Eppure i Verdi ci tengono a rimarcare che “associarli alla cultura dei no è una banale semplificazione”: “Diciamo sì all’economia green che significa nuovi posti di lavoro, ma diciamo sì anche a tantissime infrastrutture utili, dalla linea ferroviaria per collegare Matera al resto d’Italia, al potenziamento del ferro in Sicilia o alla realizzazione di opere idriche sull’isola per combattere il rischio desertificazione”.In casa verde, comunque, lavorano per esserci e per contare. “Anche perché i tempi sono cambiati. C’è stata l’onda verde di Fridays for future, ma soprattutto c’è stata l’emergenza pandemica che, insieme a quella climatica, ha dato uno scossone alle coscienze. Non solo – prosegue l’ex parlamentare -, ma gli stessi partiti hanno maturato la consapevolezza che serva una forza autonoma ecologista”. In realtà ne era convinto, in epoca non sospetta, già Pietro Ingrao che proprio in un’intervista a “Nuova ecologia” sosteneva: “Non bisogna cullarsi nell’illusione di poter assorbire e dissolvere dentro di sé questi nuovi movimenti, o di far propri solo alcuni brandelli dei valori in cui crede la parte sostanziale e davvero nuova dell’ecologismo”.

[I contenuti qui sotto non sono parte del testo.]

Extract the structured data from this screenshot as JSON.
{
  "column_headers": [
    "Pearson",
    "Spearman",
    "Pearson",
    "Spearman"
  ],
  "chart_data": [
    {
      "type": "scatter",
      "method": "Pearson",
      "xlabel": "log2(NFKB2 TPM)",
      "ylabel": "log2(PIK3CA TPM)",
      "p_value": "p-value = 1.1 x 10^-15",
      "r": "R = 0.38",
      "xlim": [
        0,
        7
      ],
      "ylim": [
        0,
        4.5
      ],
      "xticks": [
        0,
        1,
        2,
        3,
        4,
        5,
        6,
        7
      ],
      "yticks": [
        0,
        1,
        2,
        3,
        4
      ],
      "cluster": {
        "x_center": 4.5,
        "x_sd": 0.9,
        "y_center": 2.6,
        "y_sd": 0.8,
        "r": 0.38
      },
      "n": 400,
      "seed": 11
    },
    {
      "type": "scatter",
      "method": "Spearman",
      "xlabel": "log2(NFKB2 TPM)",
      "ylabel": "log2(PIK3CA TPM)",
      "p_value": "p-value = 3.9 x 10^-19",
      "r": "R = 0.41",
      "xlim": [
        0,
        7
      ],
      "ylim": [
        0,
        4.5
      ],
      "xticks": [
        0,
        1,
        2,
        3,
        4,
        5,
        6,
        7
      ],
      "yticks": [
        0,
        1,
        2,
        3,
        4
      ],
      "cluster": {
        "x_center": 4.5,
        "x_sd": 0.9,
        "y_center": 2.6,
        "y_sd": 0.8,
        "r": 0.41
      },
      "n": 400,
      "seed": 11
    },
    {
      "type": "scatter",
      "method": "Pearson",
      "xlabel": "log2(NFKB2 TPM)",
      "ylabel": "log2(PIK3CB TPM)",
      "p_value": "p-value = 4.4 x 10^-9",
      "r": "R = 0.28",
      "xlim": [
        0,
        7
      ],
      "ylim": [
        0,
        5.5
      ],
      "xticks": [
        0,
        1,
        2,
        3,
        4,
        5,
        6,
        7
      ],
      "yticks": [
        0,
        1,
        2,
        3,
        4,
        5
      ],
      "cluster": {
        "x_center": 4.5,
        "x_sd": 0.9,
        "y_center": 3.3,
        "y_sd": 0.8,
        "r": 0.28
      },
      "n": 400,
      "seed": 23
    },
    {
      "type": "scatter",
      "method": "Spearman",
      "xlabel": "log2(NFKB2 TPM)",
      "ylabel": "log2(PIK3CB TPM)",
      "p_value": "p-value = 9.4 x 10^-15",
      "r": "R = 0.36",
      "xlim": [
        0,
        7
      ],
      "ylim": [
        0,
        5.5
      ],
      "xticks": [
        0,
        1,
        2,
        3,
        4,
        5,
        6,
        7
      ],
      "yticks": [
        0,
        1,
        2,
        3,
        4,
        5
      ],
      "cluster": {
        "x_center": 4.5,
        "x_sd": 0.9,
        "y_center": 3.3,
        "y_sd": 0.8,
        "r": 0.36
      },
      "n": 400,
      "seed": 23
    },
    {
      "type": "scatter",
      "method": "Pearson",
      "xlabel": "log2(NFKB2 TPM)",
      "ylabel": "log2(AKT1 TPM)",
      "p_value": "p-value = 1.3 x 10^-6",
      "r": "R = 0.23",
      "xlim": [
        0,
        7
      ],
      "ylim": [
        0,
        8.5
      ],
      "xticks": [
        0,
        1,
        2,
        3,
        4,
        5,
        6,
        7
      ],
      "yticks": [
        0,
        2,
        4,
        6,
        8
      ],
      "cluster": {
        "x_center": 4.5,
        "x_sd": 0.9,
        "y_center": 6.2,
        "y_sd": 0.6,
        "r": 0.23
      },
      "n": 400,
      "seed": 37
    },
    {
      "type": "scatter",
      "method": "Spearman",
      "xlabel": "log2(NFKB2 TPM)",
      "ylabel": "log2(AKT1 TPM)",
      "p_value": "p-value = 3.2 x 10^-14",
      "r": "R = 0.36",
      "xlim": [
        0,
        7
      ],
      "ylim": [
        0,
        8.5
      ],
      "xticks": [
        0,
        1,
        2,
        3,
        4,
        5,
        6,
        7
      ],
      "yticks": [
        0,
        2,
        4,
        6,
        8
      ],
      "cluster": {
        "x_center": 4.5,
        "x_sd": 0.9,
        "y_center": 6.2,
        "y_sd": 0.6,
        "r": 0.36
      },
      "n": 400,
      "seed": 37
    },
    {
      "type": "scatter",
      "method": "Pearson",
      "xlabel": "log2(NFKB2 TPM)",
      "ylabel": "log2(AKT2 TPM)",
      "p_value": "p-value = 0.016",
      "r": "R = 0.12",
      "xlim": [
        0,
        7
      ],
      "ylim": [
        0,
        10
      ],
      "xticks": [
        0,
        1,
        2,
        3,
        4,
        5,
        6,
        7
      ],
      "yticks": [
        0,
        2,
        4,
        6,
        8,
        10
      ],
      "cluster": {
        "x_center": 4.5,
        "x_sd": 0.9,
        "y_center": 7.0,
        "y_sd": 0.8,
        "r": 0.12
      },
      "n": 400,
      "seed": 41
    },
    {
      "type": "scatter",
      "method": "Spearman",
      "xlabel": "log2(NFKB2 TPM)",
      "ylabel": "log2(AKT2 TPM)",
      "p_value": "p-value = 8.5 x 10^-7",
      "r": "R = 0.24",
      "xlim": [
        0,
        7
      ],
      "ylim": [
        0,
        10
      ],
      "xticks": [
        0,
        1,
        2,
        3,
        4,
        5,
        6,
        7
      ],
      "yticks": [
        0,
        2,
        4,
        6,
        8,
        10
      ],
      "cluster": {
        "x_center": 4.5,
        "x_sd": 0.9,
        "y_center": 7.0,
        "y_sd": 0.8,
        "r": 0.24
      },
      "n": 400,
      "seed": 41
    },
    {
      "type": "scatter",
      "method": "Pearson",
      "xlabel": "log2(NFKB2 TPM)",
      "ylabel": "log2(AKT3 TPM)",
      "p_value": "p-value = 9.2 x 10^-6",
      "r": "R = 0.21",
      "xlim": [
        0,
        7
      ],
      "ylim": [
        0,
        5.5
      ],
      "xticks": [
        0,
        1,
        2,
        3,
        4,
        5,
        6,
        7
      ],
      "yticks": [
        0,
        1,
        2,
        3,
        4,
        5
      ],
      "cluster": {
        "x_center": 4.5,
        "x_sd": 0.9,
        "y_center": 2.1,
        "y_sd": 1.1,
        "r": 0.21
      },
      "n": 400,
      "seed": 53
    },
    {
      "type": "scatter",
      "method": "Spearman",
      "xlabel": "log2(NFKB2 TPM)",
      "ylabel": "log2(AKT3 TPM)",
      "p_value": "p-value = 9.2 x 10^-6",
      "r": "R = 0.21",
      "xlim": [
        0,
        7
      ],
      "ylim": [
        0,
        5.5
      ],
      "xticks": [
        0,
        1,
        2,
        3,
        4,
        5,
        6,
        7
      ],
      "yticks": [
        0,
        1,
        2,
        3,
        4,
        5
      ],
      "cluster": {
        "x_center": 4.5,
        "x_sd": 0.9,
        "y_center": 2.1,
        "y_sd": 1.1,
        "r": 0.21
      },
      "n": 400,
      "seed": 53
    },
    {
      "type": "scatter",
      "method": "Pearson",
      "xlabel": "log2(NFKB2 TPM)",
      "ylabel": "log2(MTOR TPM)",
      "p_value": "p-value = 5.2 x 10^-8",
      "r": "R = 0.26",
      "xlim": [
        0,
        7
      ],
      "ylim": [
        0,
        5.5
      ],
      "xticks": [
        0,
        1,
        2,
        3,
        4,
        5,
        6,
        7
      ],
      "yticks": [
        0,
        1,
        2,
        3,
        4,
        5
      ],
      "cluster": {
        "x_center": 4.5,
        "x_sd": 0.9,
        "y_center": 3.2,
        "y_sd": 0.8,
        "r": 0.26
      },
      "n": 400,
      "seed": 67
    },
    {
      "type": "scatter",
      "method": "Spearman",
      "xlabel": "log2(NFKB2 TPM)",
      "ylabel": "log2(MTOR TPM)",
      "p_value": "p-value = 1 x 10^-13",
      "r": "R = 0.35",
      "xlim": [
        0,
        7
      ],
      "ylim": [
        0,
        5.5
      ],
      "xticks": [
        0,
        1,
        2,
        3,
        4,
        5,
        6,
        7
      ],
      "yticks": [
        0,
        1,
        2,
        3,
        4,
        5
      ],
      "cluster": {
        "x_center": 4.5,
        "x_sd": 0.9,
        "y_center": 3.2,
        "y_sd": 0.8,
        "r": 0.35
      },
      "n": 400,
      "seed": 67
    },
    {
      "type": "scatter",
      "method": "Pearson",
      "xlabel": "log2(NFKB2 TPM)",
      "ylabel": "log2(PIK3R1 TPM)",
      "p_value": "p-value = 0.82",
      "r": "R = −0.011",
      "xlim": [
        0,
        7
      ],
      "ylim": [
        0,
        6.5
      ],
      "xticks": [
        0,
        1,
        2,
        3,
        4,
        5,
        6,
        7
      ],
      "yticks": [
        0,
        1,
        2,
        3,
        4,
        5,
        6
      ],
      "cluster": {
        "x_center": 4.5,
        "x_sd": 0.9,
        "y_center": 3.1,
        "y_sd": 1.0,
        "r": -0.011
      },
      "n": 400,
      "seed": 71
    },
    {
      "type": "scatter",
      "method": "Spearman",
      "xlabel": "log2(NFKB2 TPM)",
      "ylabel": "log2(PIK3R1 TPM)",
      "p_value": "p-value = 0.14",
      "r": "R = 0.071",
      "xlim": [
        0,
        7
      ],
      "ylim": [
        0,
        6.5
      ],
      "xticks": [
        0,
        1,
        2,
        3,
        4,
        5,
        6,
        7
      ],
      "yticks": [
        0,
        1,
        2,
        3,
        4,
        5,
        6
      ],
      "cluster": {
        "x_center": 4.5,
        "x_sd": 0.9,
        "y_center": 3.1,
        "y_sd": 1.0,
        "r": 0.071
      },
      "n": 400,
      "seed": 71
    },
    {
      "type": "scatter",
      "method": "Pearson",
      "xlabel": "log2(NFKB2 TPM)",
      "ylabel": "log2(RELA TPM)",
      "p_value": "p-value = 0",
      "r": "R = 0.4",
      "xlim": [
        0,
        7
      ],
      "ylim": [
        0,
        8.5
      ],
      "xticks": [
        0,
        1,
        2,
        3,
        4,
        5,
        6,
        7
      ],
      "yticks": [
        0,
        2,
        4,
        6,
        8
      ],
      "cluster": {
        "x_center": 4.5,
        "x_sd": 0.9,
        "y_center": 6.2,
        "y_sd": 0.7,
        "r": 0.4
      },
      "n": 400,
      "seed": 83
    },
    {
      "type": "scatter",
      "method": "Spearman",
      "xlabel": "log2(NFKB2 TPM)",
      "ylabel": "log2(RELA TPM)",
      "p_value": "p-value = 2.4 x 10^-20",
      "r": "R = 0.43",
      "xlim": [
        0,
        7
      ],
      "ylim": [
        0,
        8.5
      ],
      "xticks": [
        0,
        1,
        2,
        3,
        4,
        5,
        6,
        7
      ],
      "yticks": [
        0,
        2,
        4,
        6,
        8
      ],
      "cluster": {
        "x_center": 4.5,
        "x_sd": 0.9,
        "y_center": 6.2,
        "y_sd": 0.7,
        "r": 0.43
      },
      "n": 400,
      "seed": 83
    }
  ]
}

Vedremo se questa sarà la volta buona. Intanto, i Verdi si apprestano a sostenere Sala a Milano e Roberto Gualtieri a Roma “dopo aver avuto riscontri positivi alle istanze che abbiamo sollevato sulla Capitale”. In attesa del congresso, infine, continuano a strutturarsi sul territorio – hanno all’attivo, oltre ai quasi 10mila iscritti, 2.400 volontari e 200 attivisti – e sul web: “Attraverso tecnologie di ultima generazione, contrapponiamo la ‘Bella’ alla ‘Bestia’ di Salvini”, dicono dal partito ad Affari. E, non ultimo, continuano a fare formazione ai più giovani attraverso la scuola intitolata ad Alexander Langer e lanciata attraverso i webinar in pieno lockdown.